The term ”pituitary apoplexy” was first used in 1950 by Brougham et al. when describing 5 cases of this clinical entity.
Pituitary apoplexy (PA) is a rare endocrine emergency that can occur due to infarction or hemorrhage of the pituitary gland, a small gland joined to the hypothalamus (part of the brain which contains small nuclei with various functions).
The pituitary gland is connected to the hypothalamus by the pituitary stalk and sits in a small pocket of bone (called the sella turcica) in the base of the skull.
PA may have a variable clinical presentation but should be suspected in any individual with visual deficits, severe headache, altered mental status, or ophthalmoplegia.
It is essential to note that PA may be divided into ischemic or hemorrhagic, each with unique neuroimaging findings.

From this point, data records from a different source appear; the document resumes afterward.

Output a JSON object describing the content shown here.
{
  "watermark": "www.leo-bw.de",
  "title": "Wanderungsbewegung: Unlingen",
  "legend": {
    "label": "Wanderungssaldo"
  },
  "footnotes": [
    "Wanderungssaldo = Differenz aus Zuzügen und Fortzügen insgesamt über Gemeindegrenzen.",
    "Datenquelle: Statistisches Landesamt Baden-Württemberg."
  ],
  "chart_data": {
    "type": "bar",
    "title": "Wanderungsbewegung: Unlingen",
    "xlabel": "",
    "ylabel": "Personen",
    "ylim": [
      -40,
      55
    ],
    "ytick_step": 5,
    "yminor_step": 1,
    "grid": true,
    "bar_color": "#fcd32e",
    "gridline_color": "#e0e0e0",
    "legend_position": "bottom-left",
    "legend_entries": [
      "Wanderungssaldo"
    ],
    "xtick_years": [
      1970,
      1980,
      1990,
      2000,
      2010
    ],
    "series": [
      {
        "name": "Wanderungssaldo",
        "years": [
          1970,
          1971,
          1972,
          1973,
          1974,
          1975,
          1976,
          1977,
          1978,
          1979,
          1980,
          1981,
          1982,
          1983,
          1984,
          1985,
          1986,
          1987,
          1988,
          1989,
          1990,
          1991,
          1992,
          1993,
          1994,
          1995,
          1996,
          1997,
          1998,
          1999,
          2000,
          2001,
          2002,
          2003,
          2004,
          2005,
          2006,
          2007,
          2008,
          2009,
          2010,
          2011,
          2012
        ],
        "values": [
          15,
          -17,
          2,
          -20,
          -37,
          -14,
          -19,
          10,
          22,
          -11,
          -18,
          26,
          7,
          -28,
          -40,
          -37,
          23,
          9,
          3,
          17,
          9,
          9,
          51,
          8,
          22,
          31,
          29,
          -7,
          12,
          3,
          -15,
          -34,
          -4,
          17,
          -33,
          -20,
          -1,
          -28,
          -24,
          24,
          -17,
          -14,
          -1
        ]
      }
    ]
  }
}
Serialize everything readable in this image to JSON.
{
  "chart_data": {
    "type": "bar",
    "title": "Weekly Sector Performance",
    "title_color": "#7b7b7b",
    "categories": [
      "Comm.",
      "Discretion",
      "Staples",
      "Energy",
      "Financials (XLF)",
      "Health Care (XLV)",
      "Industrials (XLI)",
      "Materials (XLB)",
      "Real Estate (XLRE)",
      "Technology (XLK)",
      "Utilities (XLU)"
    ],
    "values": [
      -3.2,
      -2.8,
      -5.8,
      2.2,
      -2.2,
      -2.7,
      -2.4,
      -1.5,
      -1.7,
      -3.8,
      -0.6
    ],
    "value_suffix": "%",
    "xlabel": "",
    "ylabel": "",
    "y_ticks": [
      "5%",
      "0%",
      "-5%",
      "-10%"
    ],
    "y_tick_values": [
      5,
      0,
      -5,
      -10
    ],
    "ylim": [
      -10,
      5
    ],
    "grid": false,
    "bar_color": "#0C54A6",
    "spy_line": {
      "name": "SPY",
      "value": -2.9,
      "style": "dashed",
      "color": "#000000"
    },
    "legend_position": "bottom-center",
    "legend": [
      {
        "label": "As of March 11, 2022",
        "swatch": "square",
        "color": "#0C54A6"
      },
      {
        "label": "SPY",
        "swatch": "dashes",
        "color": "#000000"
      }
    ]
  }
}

Also, when this condition occurs in a woman during or right after childbirth, it is called Sheehan syndrome.
Pregnancy is a risk factor for this condition, most likely due to increased pituitary blood flow induced by estrogens as well as to an increased pituitary volume secondary to lactotroph hyperplasia, that returns to normal 6 months post-partum.
This condition is rare, with an incidence of 0.17 episodes in 100,000 persons per year and an estimated prevalence of 6.2 cases per 100,000 inhabitants. It is more common in males, with a gender ratio of 2:1 and a mean age of onset of 57 years.
- Personality changes because of sudden narrowing of one of the arteries in the brain;
- Nausea, low blood pressure, vomiting, and loss of appetite, from acute adrenal insufficiency;
- Paralysis of the eye muscles, causing problems opening an eyelid or double vision (ophthalmoplegia);
- A severe headache.
PA is caused either by the death of an area of tissue or a hemorrhage in the pituitary gland, commonly in association with the presence of a pituitary tumor.
It tends to happen most frequently in large tumors, macroadenomas. In addition, PA occasionally occurs as a result of bleeding into a normal pituitary gland; this usually occurs in people who have type 2 diabetes mellitus.
Other risk factors of PA include – sickle cell anemia, pregnancy, dopamine agonist therapy, estrogen replacement, head trauma, and lymphocytic leukemia.
Pituitary Apoplexy – Spiritual Meaning
During an apoplexy attack, the irrigation of certain areas of the brain is interrupted and they cease to function properly. It proves an extreme resistance to life and a denial of the Ego at the same time.
This leads to paralysis which restricts your activity in the outside world. Understand this lesson, develop and pay more attention to your feelings and intuition. Accept life as a whole.
Your healthcare specialist may order imaging tests, like a CT scan or an MRI. Moreover, he will check your hormone levels, as well as your electrolyte and blood sugar levels.
Standard treatment of PA includes:
- immediate initiation of high-dose steroid treatment that can improve symptoms of this condition, occasionally in as little as a few days;
- surgical decompression, commonly via a transsphenoidal route, if symptoms are considered “rapidly progressive” or “severe.”
Unless immediate surgical intervention is needed, surgery should be conducted by an experienced pituitary surgeon. Also, it is crucial to note that endocrinological follow-up after this complicated surgery is required since many sufferers need a hormonal replacement for a long-term basis.